Conseil métropolitain du 20 juin 2024 – Intervention portée par Morvan Le Gentil au nom des élu·e·s écologistes et citoyen·ne·s sur la délibération n°1 : M. Dehaese O. : Développement durable du territoire – Environnement – Énergie – Plan Climat Air Énergie Territorial – Débat d’orientation
Ces dernières années, nous avons pu observer au niveau européen un mouvement d’attaque et de remise en question des engagements écologiques de l’Union européenne, notamment du Pacte Vert.
Ce retour en arrière s’est vu conforté à tous les niveaux territoriaux avec la récente mobilisation des syndicats agricoles majoritaires, dénonçant les soi-disant diktats environnementaux et conduisant à de nombreux reculs sur la transition écologique de l’agriculture.
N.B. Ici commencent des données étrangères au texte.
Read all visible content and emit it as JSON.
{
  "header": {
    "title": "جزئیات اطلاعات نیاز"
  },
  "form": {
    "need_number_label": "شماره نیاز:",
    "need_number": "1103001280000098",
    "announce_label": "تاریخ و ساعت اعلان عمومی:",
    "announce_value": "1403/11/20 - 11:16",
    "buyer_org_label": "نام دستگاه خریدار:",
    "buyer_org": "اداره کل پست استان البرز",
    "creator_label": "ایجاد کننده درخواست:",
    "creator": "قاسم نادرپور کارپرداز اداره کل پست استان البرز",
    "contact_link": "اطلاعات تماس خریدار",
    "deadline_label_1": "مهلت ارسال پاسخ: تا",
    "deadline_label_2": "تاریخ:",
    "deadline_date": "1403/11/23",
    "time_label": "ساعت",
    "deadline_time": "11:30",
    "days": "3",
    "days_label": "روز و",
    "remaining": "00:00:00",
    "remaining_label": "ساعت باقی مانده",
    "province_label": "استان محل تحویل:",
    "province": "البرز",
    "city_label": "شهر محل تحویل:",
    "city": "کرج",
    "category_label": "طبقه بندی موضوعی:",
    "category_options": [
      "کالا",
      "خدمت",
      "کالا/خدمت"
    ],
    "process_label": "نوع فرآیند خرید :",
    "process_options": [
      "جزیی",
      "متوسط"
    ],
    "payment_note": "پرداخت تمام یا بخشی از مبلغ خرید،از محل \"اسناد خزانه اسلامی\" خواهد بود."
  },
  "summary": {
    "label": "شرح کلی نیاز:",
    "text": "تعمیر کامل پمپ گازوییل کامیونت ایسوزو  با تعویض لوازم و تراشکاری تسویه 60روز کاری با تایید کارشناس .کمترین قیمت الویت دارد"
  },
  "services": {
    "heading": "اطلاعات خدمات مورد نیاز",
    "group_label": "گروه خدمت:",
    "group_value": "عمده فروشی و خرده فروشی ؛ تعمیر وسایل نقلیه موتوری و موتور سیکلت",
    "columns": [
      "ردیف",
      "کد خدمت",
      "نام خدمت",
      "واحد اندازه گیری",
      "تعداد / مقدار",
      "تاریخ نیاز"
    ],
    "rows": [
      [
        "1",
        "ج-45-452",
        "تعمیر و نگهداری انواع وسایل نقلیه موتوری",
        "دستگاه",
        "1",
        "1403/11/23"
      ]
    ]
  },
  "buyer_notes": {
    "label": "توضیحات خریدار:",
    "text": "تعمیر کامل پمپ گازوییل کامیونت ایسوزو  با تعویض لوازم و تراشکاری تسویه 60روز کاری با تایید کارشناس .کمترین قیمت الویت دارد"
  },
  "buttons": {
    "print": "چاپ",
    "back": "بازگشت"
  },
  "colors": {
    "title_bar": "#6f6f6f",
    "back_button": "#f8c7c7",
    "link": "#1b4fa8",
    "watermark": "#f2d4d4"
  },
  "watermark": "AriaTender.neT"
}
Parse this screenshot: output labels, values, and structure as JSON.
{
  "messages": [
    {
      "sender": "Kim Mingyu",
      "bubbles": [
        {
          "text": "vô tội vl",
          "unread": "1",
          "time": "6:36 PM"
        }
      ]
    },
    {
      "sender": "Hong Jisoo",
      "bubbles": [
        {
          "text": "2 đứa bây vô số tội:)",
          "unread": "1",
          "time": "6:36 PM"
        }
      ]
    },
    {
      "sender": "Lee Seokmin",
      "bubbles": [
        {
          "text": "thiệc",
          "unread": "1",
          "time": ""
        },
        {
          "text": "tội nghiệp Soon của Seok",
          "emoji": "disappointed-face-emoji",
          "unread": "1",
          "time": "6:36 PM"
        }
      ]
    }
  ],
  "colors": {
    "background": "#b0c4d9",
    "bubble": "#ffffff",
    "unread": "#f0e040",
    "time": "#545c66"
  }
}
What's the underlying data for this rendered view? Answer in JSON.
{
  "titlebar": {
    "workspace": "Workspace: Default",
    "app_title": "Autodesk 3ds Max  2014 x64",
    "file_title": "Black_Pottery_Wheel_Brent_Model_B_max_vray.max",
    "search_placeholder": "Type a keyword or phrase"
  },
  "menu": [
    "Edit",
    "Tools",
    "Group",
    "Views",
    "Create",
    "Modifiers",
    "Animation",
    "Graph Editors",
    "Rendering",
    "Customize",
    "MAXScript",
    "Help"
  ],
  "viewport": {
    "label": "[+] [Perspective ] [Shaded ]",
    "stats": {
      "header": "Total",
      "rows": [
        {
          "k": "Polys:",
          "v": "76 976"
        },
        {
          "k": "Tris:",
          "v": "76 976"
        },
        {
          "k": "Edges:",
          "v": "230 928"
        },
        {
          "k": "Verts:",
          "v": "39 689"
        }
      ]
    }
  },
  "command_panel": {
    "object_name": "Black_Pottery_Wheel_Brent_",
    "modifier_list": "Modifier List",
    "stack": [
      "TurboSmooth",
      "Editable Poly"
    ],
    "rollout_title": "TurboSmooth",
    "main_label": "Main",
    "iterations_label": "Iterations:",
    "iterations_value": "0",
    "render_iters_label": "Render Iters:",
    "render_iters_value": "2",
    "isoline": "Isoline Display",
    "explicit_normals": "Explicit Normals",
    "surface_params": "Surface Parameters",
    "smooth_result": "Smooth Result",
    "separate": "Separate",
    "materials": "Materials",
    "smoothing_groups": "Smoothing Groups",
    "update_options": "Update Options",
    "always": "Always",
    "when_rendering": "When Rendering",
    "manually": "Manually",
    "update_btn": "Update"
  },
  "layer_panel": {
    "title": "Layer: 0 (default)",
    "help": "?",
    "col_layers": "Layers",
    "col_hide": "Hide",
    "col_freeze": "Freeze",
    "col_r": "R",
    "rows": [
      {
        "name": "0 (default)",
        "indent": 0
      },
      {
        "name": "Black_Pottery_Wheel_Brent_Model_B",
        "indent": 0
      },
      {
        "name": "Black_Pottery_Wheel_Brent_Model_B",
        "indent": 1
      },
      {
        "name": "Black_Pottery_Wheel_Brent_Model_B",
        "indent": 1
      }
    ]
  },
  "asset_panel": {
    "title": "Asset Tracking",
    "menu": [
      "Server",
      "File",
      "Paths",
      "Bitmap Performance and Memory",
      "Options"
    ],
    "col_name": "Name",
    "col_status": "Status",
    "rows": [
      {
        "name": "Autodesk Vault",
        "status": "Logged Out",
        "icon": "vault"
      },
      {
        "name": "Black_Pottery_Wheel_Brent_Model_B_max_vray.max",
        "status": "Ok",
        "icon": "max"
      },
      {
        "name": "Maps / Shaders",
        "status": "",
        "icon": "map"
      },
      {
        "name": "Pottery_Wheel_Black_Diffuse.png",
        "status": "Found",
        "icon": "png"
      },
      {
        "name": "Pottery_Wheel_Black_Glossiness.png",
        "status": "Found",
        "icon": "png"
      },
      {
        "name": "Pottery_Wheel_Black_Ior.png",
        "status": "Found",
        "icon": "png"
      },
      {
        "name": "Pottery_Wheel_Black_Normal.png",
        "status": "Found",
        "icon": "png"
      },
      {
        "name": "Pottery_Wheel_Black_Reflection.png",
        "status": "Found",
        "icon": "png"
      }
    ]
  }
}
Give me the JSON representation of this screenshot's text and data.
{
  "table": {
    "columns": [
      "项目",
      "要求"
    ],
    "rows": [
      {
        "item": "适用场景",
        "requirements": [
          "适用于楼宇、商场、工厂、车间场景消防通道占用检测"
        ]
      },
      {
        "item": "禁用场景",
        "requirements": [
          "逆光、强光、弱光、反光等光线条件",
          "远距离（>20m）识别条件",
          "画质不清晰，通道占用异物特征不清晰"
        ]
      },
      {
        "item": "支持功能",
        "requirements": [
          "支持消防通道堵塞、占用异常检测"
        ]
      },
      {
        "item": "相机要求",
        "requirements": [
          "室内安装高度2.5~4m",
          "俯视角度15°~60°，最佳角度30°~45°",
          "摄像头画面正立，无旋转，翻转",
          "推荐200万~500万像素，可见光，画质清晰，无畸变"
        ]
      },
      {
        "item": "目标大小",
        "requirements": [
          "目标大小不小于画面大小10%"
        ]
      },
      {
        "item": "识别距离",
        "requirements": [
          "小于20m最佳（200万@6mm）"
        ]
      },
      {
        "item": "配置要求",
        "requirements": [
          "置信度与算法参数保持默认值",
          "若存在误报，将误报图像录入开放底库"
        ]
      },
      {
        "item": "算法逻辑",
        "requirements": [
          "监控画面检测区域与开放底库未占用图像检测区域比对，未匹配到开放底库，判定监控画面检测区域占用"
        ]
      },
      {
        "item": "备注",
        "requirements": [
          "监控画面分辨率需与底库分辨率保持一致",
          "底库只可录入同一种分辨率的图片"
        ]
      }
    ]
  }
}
Aujourd’hui, dans un contexte politique national bouleversé, avec des élections législatives organisées au pas de course, la question climatique et plus largement environnementale apparaît, une fois de plus, reléguée au second plan.
La Stratégie nationale bas carbone et le Plan national d’adaptation au changement climatique, dont les présentations ont été maintes fois repoussées par l’exécutif, voient leur destin suspendu aux résultats des élections.
Pourtant, ce ne sont pas les indicateurs de l’aggravation et de l’accélération de la crise climatique qui manquent. Les canicules continuent à se multiplier au niveau mondial : fin Mai, l’Inde a frôlé les 53 °C, avec des centaines de morts et s’est vue contrainte de fermer ses écoles ; en début de semaine, plus de 1000 pèlerins sont morts de chaleur à La Mecque.
La Bretagne, on le sait aujourd’hui, ne sera pas épargnée. Notre territoire métropolitain a déjà connu une hausse de 1,7°C depuis l’ère préindustrielle, une chute du nombre de jours de gel et voit les records de chaleur se multiplier.
Dans ce contexte qui peut apparaître à la fois paradoxal et décourageant, les collectivités ne doivent pas, ne peuvent pas renoncer à leurs engagements climatiques et environnementaux, d’autant qu’il s’agit d’une demande forte exprimée par les citoyens.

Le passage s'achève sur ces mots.